On Tue, 14 Dec 1999 13:38:02 +0100 (MET), Asger K. Alstrup Nielsen
wrote:
>> So my idea was something similar to this:
>>
>> Setup each source file with a comment form just at the beginning,
>> something like the following and ask developers to fill them by and by
>> (I think this will work better than abstract recommendations):
>
>[commenting policy]
>
>Yes, this is very nice. However, it's overkill. Let's just
>clean up the existing header files, and add comments where
>appropriate.
>It is not realistic to impose a policy and expect that all
>random contributors will heed to it. Instead, we should just
>set a nice example.
Developers will soon contribute their own ideas on better comment
policy and give better examples. They are too 'creative' to follow some
dull pattern which they feel they can do better. The idea is only to
encourage them to invest some minutes in thinking of those poor others
which must read their code someday.
An example is good, a small form is better: Makes commenting in fact
easier and is well 'tested' psychology, "recommended by friendly
bureaucrats worldwide" ;-)
>
>> Another somewhat more general point here: cvs is rapidly changing. Once
>> having setup some working patch the update is likely to break it.
>
>Actually, the breakage percentage is not high. cvs does a remarkable job
>at avoiding conflicts.
OK
>[I say that system code is best tested by deployment in an open source
>setting.]
>> Is it really? Bug tracing is AFAIK all in all by far the most costly
>> part of software development (some 10:1 or 20:1 depending on
>> complexity). Some kind of 'quality management' might be painful at
>> first but most cost effective on the long run.
>
>Notice that I was talking about system code. System code is special in
>the sense that the bugs that appear, appear because the interfaces differ
>on different platforms. The only way to determine this is by trying it
>on all different platforms. The best way to try code an all platforms
>is to put it into LyX, and let people report the problems they find.
>
>The only cost effective way to test system code is by testing. It's
>impossible to predict the problems that appear on different platforms,
>because of buggy operating systems, missing standards, and the phase
>of the moon. And since it's impossible for me as an individual person
>to have access to all relevant operating systems and architectures, the
>only way to go about this business is to write the code, release it, and
>then weed out all the inevitable problems that appear.
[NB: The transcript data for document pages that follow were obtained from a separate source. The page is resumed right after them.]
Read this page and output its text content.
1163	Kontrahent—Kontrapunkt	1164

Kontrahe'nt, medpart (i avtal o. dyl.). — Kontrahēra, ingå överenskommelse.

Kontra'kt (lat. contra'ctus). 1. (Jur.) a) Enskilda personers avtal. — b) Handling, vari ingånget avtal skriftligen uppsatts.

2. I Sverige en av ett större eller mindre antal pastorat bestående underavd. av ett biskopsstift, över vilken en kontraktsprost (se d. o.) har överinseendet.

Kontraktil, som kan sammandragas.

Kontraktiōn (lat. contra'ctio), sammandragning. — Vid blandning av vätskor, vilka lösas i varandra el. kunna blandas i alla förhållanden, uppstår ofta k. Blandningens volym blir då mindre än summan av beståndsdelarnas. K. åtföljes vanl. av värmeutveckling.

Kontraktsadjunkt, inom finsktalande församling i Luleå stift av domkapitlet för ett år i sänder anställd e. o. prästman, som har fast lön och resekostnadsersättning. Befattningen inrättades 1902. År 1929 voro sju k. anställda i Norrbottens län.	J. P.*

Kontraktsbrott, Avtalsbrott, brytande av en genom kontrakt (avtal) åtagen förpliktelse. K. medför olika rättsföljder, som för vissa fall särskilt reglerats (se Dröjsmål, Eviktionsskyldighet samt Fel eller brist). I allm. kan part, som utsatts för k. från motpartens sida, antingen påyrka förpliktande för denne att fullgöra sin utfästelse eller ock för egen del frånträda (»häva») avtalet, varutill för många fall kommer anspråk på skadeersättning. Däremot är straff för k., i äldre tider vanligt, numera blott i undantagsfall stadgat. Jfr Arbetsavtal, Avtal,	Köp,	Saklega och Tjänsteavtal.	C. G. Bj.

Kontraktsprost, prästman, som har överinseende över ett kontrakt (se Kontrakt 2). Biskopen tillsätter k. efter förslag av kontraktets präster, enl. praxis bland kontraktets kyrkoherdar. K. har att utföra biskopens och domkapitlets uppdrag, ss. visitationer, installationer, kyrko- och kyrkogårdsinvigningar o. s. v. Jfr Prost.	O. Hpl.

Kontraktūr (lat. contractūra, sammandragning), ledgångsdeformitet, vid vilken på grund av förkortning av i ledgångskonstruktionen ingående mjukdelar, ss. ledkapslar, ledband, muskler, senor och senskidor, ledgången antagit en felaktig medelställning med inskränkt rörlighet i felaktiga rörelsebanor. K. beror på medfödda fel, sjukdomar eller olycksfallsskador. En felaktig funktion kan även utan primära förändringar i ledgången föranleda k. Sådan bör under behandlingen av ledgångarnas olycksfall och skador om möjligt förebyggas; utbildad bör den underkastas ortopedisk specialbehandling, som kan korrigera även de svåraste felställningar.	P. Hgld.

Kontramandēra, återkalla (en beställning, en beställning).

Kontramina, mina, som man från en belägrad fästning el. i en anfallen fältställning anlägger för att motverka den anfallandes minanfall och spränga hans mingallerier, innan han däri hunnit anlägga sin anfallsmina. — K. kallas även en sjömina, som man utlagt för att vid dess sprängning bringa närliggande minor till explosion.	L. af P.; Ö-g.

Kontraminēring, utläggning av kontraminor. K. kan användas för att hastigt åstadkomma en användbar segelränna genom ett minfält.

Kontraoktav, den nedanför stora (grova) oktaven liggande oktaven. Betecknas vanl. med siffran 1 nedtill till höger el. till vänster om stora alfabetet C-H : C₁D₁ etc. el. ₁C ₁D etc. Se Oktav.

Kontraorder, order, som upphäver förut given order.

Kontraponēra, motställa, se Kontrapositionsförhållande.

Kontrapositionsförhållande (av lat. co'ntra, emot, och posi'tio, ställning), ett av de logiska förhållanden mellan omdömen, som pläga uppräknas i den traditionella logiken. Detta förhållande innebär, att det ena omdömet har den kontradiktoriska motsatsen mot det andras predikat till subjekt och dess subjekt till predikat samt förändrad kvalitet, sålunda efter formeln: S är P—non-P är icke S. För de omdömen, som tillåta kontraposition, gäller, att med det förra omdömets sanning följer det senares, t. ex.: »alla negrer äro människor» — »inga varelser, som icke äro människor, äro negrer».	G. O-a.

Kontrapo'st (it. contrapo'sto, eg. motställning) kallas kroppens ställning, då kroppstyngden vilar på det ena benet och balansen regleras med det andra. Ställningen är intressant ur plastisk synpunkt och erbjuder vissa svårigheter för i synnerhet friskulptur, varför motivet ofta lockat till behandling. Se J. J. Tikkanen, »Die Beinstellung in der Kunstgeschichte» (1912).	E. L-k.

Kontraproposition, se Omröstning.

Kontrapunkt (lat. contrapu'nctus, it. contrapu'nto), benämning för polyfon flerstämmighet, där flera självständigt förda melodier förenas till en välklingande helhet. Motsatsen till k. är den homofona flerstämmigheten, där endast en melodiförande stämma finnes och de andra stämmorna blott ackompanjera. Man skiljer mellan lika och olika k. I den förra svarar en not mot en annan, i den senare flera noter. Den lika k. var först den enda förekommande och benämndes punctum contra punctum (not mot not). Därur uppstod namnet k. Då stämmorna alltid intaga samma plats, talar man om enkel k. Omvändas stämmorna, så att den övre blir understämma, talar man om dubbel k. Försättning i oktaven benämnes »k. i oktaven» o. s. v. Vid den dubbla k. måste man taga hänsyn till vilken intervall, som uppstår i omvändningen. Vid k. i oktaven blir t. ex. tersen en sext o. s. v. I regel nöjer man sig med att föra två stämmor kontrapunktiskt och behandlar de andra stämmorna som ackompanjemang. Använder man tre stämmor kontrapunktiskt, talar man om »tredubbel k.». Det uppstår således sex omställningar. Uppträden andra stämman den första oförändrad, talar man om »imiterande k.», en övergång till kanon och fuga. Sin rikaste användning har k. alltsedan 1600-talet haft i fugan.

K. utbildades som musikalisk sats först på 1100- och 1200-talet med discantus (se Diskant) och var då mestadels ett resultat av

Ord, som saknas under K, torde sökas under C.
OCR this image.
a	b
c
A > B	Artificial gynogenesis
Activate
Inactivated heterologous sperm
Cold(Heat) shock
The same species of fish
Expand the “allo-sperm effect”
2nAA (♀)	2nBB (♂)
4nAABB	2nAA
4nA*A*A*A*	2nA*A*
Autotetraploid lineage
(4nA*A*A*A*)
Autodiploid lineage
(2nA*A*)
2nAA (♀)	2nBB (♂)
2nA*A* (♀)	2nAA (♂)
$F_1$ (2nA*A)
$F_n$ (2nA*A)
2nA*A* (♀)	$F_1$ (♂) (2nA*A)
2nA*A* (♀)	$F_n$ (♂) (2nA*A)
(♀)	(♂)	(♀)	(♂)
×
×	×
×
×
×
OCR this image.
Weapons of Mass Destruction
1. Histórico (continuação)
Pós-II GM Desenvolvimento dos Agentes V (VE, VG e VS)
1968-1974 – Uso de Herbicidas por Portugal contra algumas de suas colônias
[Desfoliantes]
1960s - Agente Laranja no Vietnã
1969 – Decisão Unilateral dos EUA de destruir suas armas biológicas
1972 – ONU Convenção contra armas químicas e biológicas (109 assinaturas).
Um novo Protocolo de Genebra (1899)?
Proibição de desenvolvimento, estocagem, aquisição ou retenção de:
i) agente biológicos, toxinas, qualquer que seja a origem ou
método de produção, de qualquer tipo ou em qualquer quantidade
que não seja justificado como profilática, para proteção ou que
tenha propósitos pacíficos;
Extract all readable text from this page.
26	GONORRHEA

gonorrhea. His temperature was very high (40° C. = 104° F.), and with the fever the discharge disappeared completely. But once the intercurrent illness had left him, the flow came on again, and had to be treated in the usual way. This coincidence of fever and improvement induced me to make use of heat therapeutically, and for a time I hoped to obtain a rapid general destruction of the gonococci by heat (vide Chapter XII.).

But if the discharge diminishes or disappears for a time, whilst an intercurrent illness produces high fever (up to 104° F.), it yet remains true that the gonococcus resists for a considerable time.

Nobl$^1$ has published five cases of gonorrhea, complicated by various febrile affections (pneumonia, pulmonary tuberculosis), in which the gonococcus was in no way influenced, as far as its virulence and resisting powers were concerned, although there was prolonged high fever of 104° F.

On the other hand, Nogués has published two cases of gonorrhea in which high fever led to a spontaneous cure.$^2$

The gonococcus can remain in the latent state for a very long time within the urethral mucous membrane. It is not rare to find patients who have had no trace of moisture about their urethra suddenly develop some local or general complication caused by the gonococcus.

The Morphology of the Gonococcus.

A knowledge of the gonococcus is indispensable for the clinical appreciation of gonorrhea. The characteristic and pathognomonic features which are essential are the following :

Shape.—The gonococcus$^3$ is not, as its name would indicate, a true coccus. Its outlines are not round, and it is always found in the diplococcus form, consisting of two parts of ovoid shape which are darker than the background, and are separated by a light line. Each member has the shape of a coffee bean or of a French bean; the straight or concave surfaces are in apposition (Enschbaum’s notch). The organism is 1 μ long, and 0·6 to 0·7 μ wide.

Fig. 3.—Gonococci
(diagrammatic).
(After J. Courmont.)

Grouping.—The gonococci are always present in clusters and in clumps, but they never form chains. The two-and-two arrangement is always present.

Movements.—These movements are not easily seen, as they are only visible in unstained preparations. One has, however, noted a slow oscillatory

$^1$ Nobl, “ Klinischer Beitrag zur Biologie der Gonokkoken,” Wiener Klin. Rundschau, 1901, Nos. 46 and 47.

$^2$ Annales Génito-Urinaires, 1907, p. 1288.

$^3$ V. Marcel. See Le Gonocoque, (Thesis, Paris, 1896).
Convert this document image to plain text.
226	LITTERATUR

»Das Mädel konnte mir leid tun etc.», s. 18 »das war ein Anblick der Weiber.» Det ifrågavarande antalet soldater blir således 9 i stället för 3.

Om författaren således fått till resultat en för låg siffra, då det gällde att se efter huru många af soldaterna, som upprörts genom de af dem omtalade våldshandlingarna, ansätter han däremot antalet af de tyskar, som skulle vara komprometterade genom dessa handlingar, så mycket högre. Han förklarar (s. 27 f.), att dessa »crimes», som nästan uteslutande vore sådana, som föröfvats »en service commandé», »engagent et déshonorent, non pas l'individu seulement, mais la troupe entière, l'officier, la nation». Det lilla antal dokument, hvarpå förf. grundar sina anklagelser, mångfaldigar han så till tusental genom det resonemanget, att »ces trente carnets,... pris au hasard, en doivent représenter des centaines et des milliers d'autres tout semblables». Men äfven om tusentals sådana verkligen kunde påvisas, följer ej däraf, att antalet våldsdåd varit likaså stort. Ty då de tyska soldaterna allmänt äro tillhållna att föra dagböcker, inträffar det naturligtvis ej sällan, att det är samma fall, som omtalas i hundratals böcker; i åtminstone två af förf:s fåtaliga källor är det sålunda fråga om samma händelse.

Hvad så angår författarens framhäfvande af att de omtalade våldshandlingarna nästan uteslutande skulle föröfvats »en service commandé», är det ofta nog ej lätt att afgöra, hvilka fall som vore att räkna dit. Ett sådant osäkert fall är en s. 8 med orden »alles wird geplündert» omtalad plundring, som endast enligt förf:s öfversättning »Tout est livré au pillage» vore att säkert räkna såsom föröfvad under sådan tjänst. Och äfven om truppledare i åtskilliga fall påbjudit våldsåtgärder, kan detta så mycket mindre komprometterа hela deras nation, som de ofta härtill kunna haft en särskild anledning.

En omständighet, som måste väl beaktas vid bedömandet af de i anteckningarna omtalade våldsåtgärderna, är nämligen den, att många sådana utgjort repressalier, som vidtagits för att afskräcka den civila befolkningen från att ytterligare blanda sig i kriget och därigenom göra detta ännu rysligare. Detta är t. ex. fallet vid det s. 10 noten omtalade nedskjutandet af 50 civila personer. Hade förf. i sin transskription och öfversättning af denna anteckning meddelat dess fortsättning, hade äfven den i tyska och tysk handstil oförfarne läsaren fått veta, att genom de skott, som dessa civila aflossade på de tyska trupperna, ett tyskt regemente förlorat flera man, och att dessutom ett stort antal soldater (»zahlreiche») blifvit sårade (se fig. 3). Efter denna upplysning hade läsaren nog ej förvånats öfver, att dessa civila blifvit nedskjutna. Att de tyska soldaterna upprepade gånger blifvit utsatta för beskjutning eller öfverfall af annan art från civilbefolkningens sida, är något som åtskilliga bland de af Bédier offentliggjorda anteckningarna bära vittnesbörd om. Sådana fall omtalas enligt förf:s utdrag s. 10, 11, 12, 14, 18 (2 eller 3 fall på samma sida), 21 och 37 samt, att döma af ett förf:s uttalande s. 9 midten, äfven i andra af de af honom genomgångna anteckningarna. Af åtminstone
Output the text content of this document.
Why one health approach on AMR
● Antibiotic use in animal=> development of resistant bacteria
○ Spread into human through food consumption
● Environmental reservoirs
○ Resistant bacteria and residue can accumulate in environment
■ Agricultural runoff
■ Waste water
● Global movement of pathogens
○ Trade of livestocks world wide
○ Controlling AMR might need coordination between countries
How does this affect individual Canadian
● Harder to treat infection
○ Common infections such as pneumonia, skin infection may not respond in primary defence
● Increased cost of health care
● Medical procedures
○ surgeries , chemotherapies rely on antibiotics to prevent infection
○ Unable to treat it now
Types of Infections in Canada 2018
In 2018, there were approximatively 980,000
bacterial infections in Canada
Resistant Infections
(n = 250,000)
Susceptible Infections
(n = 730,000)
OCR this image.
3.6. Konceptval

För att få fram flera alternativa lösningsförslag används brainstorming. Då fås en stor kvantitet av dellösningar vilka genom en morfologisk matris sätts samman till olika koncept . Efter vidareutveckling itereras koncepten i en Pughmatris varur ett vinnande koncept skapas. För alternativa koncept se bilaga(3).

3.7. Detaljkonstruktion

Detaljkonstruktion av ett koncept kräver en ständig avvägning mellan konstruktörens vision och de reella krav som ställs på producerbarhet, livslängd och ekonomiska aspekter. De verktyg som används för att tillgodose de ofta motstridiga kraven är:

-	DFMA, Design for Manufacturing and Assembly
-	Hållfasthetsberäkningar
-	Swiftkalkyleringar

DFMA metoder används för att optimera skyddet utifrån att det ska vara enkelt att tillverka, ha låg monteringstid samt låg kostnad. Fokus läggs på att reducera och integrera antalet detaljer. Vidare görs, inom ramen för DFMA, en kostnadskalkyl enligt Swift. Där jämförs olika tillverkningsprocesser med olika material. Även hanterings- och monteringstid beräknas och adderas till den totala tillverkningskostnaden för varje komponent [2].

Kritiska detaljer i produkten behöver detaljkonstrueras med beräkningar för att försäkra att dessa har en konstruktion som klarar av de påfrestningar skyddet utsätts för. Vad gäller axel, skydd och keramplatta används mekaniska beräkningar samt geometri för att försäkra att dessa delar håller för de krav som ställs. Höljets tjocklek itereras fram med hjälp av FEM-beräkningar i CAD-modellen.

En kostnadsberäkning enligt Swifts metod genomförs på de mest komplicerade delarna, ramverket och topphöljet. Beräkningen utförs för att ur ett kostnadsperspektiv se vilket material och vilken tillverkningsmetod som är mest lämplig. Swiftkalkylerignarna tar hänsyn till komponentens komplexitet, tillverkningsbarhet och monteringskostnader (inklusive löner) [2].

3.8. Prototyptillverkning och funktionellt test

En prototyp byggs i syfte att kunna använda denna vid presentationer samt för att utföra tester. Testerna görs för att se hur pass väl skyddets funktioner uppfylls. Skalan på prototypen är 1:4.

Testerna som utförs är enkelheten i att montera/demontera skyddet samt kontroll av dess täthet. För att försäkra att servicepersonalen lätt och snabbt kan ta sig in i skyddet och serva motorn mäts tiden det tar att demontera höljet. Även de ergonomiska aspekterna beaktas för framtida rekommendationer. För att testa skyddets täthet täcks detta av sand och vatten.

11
There is some kind of de facto standard, which may well be observed
right from the beginning [design!] to avoid unneeded trouble. Posix is
good in this respect, ANSI helps much, and there is a modification of
Posix as a de facto standard api, which is present on win32 and OS/2
and works especially well with cygwin or emx.
(The only prominent differences to Posix I can remember now are the
notorious 'drive letter/backslash' issue and the split fork()/exec*()
and spawn*(), resp. Different shell semantics is another well known
problem, which is mostly up to the sysadmin. This should not not be too
difficult to keep in mind and really helps people to avoid
frustration.)
Don't bother about the few losing systems which are totally
incompatible with Posix. (I'll always remember my EpiX shock
(ControlData et. al.), which those lost souls dared to claim to be a
Unix variant, *shudder*).
Others like BeOS are modelled after this, i.e. Posix + variants, so
porting is not so difficult then. (Even complicated api's like pthreads
exist nearly everywhere or are at least a good base for trivial ports
to 'xyz native'.)
Testing is still necessary. You cannot avoid this by any reasonable
effort.
>
>> >The method is not dummy on Unix. It's better to have the same structure
>> >across platforms, even if the implementation is different (or missing.)
>>
>> If a child is started with exec*() instead of spawn*() emx might need a
>> waitForChild() which is not a dummy. Making it dummy is a good way to
>> introduce a hard to trace bug in the future.
>
>Ok, so the solution might be to introduce a new set of functions that
>abstract these two fundamentally different interfaces: One set for
>functions that don't wait, and one that waits.
Sounds nice, I just cannot decide, if it is worthwile.
>
>I think we can agree that using the preprocessor to prevent semantic
>programming errors that are caught at link time is a bad idea. The
>preprocessor is not meant for imposing semantic information, and the
>linker is suboptimal for compile time error diagnostics, because it can
>only say that there is a problem, not where the problem is.
>Let's solve the problem is the correct manner: By imposing the correct
>semantic structure in the code, rather than in the preprocessor.
Yup, use the correct semantics! The prepro traditionally has been
widely used as a last resource for hackish semantic adaptation (think
of all this system specific prepro symbols and assertions, e.g. UNIX,
SYSV, USG, __win32__, __BEOS__, etc.), but this most probably was
always a bad idea. Worse is only to introduce those hidden bugs in the
code, which can be easily avoided.
So, just give the direction, I'll try to implement then.